Las Vegas Sun

April 24, 2024

Experts at Brookings event say Las Vegas will boom again

Updated Tuesday, Oct. 28, 2008 | 10:56 a.m.

Beyond the Sun

Urban fortune tellers never predicted the huge growth that came to Las Vegas. Those holding the strings to federal purses seemed to forget that Las Vegas even existed.

To Robert E. Lang, author of “Boomburbs: The Rise of America’s Accidental Cities,” the oversight wasn’t really a slight and should not be considered an insult.

What population prognosticators and governmental grant-givers saw was simply a factor of the region’s relative smallness in the 20th Century. But at a special meeting of the Washington, D.C.-based Brookings Institution at UNLV this morning, Lang said those days of ignoring the Intermountain West are gone.

Even, Lang added, with an eye toward the present economic downturn. The current economic slump is more of a “bump in the road,” he contended.

“Growth for Las Vegas has dropped to about 1 percent a year,” Lang told about 150 government, business and academic leaders at the UNLV Foundation Building.

“(This region) will know feasts again,” Lang said. “It will come back. It’ll be bigger than it is now. It’s always difficult to see the next engine of growth.”

Going with that theme that things won’t slow down in the long-term, Pat Mulroy, Southern Nevada Water Authority general manager, said very plainly that the future water needs of the region might be met by the Midwest.

Creating reservoirs that not only control flooding in the Midwest, but then create massive water sources for the Southeast and the Southwest is an idea that will need enormous political support — but it is also a necessity, she said.

“This is going to be difficult politically to have that dialogue, but I cannot help thing there’s a possibility of a package that provides the needed flood protection and the drought protection to the far Southwest and West that is so desperately needed,” Mulroy said.

Senate Majority Leader Harry Reid showed up to hear some of the concerns outlined in the Brookings Institution report.
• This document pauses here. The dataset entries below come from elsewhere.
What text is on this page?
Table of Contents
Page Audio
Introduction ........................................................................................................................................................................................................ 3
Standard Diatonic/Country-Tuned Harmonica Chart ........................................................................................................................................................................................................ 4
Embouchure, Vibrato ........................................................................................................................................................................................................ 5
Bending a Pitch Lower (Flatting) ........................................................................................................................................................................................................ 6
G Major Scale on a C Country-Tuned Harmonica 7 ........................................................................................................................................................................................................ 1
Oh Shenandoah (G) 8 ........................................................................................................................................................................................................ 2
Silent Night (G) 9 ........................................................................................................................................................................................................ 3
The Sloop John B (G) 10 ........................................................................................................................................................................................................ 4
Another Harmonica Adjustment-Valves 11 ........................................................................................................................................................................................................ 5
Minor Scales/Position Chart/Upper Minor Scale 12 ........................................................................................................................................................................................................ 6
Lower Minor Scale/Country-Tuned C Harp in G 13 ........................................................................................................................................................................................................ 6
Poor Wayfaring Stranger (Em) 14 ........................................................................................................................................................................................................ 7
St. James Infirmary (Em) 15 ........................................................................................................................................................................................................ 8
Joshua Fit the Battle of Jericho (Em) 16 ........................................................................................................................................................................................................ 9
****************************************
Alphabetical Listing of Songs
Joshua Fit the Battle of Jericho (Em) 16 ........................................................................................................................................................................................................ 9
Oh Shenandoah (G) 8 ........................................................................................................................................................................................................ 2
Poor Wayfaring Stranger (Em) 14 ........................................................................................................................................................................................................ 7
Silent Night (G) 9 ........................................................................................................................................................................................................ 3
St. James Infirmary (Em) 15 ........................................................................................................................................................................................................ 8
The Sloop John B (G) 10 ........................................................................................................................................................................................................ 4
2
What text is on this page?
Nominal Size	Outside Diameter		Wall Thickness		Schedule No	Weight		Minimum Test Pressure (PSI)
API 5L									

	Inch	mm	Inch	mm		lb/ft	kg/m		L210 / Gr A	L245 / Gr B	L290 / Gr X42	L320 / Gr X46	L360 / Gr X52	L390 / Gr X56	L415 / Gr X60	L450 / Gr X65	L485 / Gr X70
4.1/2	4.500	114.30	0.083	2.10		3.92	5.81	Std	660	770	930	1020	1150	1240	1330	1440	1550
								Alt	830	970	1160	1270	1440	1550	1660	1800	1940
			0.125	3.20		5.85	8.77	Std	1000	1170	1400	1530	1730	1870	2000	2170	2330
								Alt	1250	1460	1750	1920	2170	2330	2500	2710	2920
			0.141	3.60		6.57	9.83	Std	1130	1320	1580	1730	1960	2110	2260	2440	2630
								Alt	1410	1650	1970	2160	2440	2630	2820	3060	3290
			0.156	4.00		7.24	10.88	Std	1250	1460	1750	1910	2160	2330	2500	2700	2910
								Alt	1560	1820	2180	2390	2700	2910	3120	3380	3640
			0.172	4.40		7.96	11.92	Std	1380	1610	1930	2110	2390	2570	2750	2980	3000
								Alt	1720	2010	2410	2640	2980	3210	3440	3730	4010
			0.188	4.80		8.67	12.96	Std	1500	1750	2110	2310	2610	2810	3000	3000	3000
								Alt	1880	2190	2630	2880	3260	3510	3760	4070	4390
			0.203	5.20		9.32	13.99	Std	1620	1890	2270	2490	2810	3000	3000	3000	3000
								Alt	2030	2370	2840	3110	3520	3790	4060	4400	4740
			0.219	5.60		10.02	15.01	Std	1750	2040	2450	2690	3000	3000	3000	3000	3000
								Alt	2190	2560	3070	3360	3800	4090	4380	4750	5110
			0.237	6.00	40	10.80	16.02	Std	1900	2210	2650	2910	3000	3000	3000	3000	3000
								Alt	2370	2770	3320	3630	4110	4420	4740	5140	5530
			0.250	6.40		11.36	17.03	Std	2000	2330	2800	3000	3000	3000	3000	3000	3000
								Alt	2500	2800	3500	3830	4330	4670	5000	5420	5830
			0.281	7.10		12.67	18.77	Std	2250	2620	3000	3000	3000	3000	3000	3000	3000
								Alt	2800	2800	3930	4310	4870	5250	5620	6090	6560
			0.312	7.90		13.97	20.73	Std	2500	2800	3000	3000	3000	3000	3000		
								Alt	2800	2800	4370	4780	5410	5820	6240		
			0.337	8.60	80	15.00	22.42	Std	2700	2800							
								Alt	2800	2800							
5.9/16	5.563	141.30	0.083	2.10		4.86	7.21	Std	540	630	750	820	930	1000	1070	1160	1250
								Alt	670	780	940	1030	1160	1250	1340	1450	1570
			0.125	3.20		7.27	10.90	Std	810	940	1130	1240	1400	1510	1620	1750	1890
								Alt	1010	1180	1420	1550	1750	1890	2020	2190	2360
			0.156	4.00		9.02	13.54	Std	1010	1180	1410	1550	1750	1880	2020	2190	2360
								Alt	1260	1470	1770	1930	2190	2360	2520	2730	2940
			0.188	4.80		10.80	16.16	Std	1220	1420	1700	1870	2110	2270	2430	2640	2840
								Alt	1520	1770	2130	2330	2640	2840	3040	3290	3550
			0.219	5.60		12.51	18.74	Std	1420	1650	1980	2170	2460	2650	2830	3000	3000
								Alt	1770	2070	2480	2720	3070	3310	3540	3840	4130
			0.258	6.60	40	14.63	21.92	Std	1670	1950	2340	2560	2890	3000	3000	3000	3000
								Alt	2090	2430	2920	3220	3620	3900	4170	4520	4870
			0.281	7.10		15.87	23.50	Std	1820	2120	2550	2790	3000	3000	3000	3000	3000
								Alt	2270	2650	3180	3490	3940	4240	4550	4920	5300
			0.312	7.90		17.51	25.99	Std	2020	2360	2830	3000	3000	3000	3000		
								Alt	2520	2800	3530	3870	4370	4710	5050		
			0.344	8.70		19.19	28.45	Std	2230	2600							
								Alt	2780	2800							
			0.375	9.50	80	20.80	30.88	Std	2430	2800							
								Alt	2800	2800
He began speaking at 10:50 a.m. But Nevada’s other senator, John Ensign could not make it due to scheduling conflicts, organizers said.

. . .

9:28 a.m.

Think tank gathers leaders to try to improve region’s future

A diverse cast of about 150 business, political, governmental and academic leaders from throughout the state packed a room on the UNLV campus this morning not just to listen, but to impel U.S. Sens. Harry Reid and John Ensign to focus more federal attention on Nevada, Utah, New Mexico, Colorado and Arizona.

A massive report by the independent think tank Brookings Institution last summer made the case that the federal government has long overlooked this part of the country, which Brookings sees as becoming the new American heartland.

“It is incumbent upon us to impress upon our federal representatives how important this plan is, because this is going to be the next 50 years of southern Nevada,” said Brian Greenspun, a Brookings trustee and Las Vegas Sun editor.

He looked at decisions being made now about the region as similar to those made in Las Vegas in the middle of the 20th century.

“Fifty years ago, we had to decide what kind of town we wanted it to be, whether we wanted it to be a mobbed-up town that satisfied the needs of the very few or whether we wanted it to be a megapolitan area that served everyone,” Greenspun said. “We are taking our heads out of the sand and looking out five, 10, 25 years and saying: What kind of region can we help create?”

The second speaker, Clark County Chairman Rory Reid noted the importance of this meeting in relation to the upcoming election.

“A week from today, we will elect a president, a Congress and one third of the U.S. Senate, so I think it’s good we talk to our local leaders and our connection to Washington and how we can improve it,” Reid said.

Along with UNLV and Nevada higher education administrators, among those attending were: Clark County Manager Virginia Valentine; Pat Mulroy, Southern Nevada Water Authority general manager; Jacob Snow, general manager of the Regional Transportation Commission of Southern Nevada and at least a half dozen members of the media.

Reid and Ensign are scheduled to arrive around 10 a.m.